In the months since July, when I began my role as the Interim Dean, I have become immersed in the creativity and the vitality that emanates daily from the classrooms, theatres, editing suites, rehearsal spaces and studios throughout our Fine Arts campus. It’s not that creativity doesn’t happen elsewhere – it’s that creative thinking is at the heart of every Fine Arts activity.
Over the course of this year, one of my primary goals has been to increase the visibility of some of these activities, to ignite inspiration, and through sharing some of these experiences, encourage you to attend more of the public events that happen across our college. So read on, and prepare to be amazed. One of our goals: to have you join us in the near future in the Fine Arts complex (corner of Speedway and Park) and at the Stevie Eller Dance Theater, and see for yourself how we are helping to shape the creative thinkers of the future.
Last month we were delighted to host the first visit by President Robert C. Robbins to the College of Fine Arts so that he could see up close the talent and creativity that are our hallmarks. He spent most of his nearly 3-hour visit interacting with fine arts students in their classrooms, theatres and performance spaces, where his activities ranged from participating in a 1-minute art sculpture project, to learning palmas, or hand clapping, in an introductory tango class. His visit concluded with a Q&A session in which he stressed the importance of the arts within the University’s strategic vision. Students participated from Dance, Music, Arizona Choir, First Year Experience, Acting, Musical Theatre and Film, and their participation filled us all with pride.
UA College of Fine Arts
I was first introduced to the thrilling work of MFA student Karlito Miller Espinosa (A.K.A. Mata Ruda) at a conference hosted by our School of Art here on campus.
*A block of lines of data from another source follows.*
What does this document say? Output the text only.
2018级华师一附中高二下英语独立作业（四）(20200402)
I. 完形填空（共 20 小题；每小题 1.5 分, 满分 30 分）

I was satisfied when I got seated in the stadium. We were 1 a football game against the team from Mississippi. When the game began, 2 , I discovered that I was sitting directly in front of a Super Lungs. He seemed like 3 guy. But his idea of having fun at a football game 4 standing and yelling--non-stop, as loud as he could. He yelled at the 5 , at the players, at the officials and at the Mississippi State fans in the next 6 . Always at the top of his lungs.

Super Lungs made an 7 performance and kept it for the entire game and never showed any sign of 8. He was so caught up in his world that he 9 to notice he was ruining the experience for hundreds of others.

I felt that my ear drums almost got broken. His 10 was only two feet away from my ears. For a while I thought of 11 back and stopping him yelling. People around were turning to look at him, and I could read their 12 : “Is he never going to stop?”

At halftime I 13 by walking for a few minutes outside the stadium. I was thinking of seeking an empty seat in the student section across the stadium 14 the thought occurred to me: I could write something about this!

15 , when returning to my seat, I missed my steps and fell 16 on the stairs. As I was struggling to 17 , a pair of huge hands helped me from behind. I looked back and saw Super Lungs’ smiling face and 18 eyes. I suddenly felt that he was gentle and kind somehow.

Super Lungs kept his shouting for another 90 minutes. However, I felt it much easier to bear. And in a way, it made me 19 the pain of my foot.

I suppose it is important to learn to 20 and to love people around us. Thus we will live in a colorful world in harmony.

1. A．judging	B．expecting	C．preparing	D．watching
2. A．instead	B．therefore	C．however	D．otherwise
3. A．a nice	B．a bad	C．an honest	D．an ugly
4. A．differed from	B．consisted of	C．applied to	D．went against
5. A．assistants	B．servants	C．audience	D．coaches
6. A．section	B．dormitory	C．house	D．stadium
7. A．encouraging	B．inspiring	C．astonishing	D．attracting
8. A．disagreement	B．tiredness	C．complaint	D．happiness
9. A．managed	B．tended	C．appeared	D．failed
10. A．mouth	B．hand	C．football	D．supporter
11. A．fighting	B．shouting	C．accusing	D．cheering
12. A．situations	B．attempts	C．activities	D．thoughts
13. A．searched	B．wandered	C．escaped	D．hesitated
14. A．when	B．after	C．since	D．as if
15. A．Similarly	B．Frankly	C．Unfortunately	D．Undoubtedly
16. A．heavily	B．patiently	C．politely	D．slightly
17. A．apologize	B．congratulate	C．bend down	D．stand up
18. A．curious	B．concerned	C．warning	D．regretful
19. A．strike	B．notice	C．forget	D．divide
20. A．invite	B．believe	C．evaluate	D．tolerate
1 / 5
Karlito is a conceptual street muralist – yes, that’s as cool as it sounds – and, along with public commissions in dozens of cities across the country, his work has been exhibited both here and abroad, from the Street Art Museum in Russia to the Newark Museum in New Jersey.
He creates murals and paintings that shift the viewer away from the usual discourse and empower overlooked communities, illustrate local cultures, and speak to contemporary social issues. Recent projects include Protectress, a representation of Berehynia, a female spirit in Slavic mythology, which graces a wall in Independence Square in Kiev, Ukraine, and Hijos de la Tierra, an ecology-themed mural for EARTH University in Costa Rica.
Assistant Professor of Music, Matt Mugmon, who currently holds the Daveen Fox Endowed Chair in the Fred Fox School of Music, does not follow mainstream models of teaching music history. And his students have come to know that they are likely to find themselves in unusual circumstances! Last spring, under Matt’s guidance, they made a trip to New York City to dig though archival materials at Carnegie Hall and Lincoln Center (New York Philharmonic) and to attend concerts in the famed venues. In Matt’s Introduction to Music course, freshmen move through history via important music premieres, the benchmarks that open up fresh opportunities for a deeper contextual understanding. The course culminates with students experiencing the process of creating their own premiere, complete with a commission, a first performance, and an audience to witness the event.
Matt’s research focuses on the music of Gustav Mahler, Aaron Copland, and Natalie Boulanger, and the unexpected ways that their work and influence have intersected in the years immediately following World War I. Appointed as the Leonard Bernstein Scholar-in-Residence for 2015-2016, Matt assumed research and educational roles for the New York Philharmonic during its concert season.
As one of the Fred Fox School of Music’s treasured faculty, Matt exemplifies forward thinking and engagement in his approach to teaching. We are proud to have him as a valued member of our CFA faculty community.